Some operators, still wanting to offer delivery and staffing solutions to their customers, have turned to outsourcing the services.
Delivery is part of the program at both Byerly's and Dorothy Lane Markets, Dayton, Ohio, for example, but the two operators meet the equipment and staffing needs for their catering customers by using outside parties.
"We have done meals for over 1,000," said Long of Byerly's. "We do deliver, using our Party Line refrigerated vans. And our service staff can hook customers up with referrals to equipment rentals and staffing specialists."
Dorothy Lane Markets, meanwhile, uses a local supplier of rentals and staff, and marks up the charges for these services.
"Its easy and profitable," said Abby Fox, director of catering operations for the independent retailer. Fox added that her catering customers are made aware that Dorothy Lane Markets is using outside vendors for these services.
But if full-service is not a good fit, retailers agreed that one-stop catering is still possible at the supermarket.

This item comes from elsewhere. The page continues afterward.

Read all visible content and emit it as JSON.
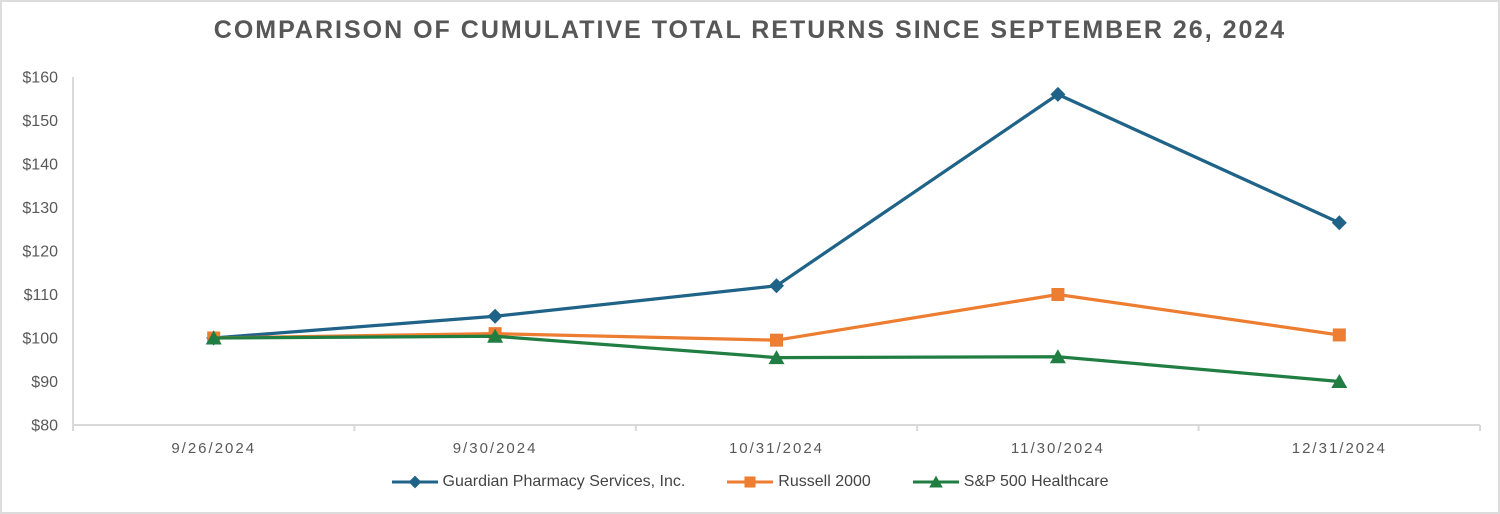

The deli executives said that by bringing the customer physically into the store, they are able to take full advantage of the expertise and specialty products offered by other departments.
Culinary specialists staff Byerly's units to help customers plan parties and menus -- and they also help coordinate their customers' needs storewide with departments such as Byerly's Chef Market meats, the cafe and paper goods.
Inserra ShopRite also uses a holistic approach. "We try not to treat each department as an island, but each department of the store as one," said Hirt. "Our customers work with the appetizing-department manager to place their order across all departments, whether it is meat, seafood, appetizing, bakery or paper goods."
The message at Harris Teeter, Charlotte, N.C., is that catering is a one-stop experience, according to Ruth Kinzey, director of communications. "No matter what department the item comes from, be it the deli for a party tray or a signature salad, the meat or seafood department for a ready-to-grill, center-of-the-plate item, or even beverages and classic paper goods, it is all part of our customer's experience," she said.
A retailer's given style of operation in prepared foods also bears on how it approaches catering. Those with central kitchens and chefs on duty may be more fully equipped to provide broader catering services than those operators using vendor-supplied prepared foods.
"Because of our kitchen, we may have an advantage over those who outsource product," said Kober of Clemens Markets.
"The facility is open and we certainly have prepared-food capabilities." Clemens also takes advantage of its existing Shop For You delivery service to deliver catering orders, he said.
The deli executive at the upper Midwestern chain said he also runs catering out of the central kitchen, which is staffed with chefs. Orders can be delivered in the chain's vans. Because of its central kitchen's food expertise, including strict HACCP systems, the chain has also extended its services to include staffing at events.